The Indian institutional chain runs: state BDS clears any secondary device; for terrorism-linked or high-casualty incidents the NSG Post-Blast Investigation Team moves in; forensic sampling under BNSS Section 176(3) is led by the nearest CFSL or state SFSL; sealed samples go to CFSL Hyderabad (the designated explosives lab) or CFSL Chandigarh; the analytical report is filed under BSA 2023 Section 39. For terrorism cases the NIA takes the chargesheet under UAPA 1967 plus the Explosive Substances Act 1908.

Indian casework anchors (factually documented in court records):

• Mumbai 1993 serial blasts.
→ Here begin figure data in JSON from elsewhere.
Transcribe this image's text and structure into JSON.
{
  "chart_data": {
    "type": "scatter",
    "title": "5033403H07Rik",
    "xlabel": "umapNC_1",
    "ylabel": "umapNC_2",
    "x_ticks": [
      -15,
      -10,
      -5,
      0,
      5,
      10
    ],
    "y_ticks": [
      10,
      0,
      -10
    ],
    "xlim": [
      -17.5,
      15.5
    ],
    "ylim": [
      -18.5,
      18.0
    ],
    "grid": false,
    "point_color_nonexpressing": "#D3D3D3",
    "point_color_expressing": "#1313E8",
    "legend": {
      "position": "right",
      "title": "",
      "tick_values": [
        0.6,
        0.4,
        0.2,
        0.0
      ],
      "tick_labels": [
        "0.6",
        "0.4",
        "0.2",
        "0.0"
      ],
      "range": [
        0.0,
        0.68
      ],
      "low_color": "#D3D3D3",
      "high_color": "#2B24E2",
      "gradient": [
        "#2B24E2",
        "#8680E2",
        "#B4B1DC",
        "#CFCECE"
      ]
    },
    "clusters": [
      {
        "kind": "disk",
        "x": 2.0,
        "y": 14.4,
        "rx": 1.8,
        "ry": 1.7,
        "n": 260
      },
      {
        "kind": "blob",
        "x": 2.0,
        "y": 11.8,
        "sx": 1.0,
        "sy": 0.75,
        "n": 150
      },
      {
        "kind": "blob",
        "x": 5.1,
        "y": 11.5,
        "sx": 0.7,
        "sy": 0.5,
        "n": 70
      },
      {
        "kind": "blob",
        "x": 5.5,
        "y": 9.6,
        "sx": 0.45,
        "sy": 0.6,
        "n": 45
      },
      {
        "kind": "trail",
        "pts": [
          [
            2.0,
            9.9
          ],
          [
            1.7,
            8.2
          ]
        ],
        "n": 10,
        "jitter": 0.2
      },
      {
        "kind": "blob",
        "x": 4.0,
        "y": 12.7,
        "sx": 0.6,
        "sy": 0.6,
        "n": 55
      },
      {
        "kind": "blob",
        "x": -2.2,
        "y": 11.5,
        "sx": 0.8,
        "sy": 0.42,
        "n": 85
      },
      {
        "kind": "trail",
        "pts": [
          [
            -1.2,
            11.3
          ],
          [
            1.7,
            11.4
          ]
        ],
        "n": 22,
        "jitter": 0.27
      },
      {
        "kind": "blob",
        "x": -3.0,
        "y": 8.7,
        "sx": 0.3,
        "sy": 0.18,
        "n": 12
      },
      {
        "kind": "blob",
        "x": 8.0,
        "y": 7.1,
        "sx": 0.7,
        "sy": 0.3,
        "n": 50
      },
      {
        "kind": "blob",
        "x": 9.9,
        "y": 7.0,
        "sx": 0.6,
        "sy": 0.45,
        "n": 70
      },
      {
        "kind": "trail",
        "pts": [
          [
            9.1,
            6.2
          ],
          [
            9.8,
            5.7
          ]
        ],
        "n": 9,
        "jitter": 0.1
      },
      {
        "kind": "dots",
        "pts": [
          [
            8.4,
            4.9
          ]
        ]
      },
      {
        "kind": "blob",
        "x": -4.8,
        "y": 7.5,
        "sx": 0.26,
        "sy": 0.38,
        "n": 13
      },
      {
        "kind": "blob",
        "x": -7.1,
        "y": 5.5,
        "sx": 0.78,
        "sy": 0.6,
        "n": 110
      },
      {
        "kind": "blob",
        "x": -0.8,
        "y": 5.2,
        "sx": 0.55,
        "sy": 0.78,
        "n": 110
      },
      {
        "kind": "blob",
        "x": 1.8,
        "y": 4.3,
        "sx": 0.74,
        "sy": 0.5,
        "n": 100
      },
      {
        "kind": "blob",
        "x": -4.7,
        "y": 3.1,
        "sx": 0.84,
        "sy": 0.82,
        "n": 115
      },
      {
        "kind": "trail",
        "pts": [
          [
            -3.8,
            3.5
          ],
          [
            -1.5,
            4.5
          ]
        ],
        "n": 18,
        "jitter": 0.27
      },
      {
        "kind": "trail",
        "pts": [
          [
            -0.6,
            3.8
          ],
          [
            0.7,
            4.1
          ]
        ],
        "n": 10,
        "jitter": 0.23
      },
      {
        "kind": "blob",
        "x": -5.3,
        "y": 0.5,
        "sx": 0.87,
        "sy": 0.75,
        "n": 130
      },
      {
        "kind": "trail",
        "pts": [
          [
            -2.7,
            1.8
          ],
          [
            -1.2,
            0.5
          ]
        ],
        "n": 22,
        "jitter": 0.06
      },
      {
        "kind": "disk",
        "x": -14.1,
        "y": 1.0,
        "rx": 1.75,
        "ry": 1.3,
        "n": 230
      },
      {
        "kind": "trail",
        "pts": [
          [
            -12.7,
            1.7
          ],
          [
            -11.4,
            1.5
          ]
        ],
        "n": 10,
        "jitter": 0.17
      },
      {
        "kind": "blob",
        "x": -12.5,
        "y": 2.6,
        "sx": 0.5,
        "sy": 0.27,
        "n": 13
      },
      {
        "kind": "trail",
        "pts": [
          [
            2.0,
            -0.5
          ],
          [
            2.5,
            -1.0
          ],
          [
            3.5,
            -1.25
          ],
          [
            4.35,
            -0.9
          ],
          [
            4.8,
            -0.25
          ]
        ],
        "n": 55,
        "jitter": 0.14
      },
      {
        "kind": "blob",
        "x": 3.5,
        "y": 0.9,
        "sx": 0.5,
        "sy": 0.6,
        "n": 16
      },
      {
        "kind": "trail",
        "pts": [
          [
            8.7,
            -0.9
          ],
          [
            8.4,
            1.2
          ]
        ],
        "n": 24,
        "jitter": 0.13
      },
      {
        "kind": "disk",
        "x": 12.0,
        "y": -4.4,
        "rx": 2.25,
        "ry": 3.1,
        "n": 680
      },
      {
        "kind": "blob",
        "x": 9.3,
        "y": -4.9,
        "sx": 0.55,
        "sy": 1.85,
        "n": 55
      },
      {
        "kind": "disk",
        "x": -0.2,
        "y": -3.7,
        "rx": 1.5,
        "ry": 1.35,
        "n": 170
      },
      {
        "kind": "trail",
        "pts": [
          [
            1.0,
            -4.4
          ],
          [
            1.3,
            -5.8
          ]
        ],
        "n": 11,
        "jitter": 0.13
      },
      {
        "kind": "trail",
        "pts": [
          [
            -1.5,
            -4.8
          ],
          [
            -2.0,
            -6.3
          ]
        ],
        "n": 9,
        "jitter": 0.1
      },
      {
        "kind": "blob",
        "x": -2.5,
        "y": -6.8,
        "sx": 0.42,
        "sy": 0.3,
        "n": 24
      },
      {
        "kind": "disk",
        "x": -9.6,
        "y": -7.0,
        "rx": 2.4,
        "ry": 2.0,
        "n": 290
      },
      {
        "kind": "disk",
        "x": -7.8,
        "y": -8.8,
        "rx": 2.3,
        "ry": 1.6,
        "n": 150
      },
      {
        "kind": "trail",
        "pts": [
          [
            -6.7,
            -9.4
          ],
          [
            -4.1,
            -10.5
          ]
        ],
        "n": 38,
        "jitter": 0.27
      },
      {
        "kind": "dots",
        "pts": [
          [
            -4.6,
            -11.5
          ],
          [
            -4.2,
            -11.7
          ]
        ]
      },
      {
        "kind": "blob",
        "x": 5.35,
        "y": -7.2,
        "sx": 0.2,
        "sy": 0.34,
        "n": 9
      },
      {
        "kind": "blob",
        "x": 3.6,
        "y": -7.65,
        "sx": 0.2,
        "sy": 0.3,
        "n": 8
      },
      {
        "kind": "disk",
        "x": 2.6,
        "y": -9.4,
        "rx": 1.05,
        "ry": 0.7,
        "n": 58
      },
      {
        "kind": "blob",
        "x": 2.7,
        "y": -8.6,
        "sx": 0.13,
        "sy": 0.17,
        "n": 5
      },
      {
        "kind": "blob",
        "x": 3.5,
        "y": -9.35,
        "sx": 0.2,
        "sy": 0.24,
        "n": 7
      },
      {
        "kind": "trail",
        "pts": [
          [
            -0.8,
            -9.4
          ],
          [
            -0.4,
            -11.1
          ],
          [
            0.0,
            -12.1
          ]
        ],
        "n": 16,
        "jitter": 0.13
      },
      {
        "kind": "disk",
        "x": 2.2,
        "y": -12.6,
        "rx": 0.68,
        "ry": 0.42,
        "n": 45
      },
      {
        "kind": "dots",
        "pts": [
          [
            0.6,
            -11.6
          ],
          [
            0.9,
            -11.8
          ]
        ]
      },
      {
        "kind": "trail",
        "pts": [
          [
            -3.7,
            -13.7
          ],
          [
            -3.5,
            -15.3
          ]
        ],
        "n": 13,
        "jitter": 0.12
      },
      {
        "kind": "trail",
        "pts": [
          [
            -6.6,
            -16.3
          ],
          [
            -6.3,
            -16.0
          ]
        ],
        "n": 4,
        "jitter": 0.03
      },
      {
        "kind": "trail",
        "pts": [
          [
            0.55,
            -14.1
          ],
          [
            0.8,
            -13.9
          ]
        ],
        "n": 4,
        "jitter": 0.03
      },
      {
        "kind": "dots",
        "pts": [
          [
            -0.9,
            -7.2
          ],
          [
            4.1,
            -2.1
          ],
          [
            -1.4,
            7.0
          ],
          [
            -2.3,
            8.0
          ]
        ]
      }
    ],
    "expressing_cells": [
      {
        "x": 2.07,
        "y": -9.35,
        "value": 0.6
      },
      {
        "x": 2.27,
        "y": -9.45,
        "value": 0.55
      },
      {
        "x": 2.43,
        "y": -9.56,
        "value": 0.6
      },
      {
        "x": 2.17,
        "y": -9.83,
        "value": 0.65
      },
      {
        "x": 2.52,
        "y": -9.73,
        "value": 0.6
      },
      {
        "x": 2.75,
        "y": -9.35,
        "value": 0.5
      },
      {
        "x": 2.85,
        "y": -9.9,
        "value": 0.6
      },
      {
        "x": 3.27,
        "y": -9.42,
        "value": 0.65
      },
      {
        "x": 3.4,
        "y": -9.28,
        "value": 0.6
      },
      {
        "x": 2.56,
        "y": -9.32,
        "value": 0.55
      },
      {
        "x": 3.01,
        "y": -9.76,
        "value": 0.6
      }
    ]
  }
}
TADA Court and Bombay High Court records confirm recovery and identification of RDX traces from multiple sites.
• Mumbai 11 July 2006 train blasts (7/11). Maharashtra ATS chargesheet and trial-court records identify RDX plus ammonium-nitrate-based slurry charges in pressure-cooker IEDs.
• Pulwama 14 February 2019 CRPF convoy attack. NIA chargesheet identifies an RDX plus ammonium-nitrate VBIED, with initial IMS confirmation at the scene and laboratory confirmation following.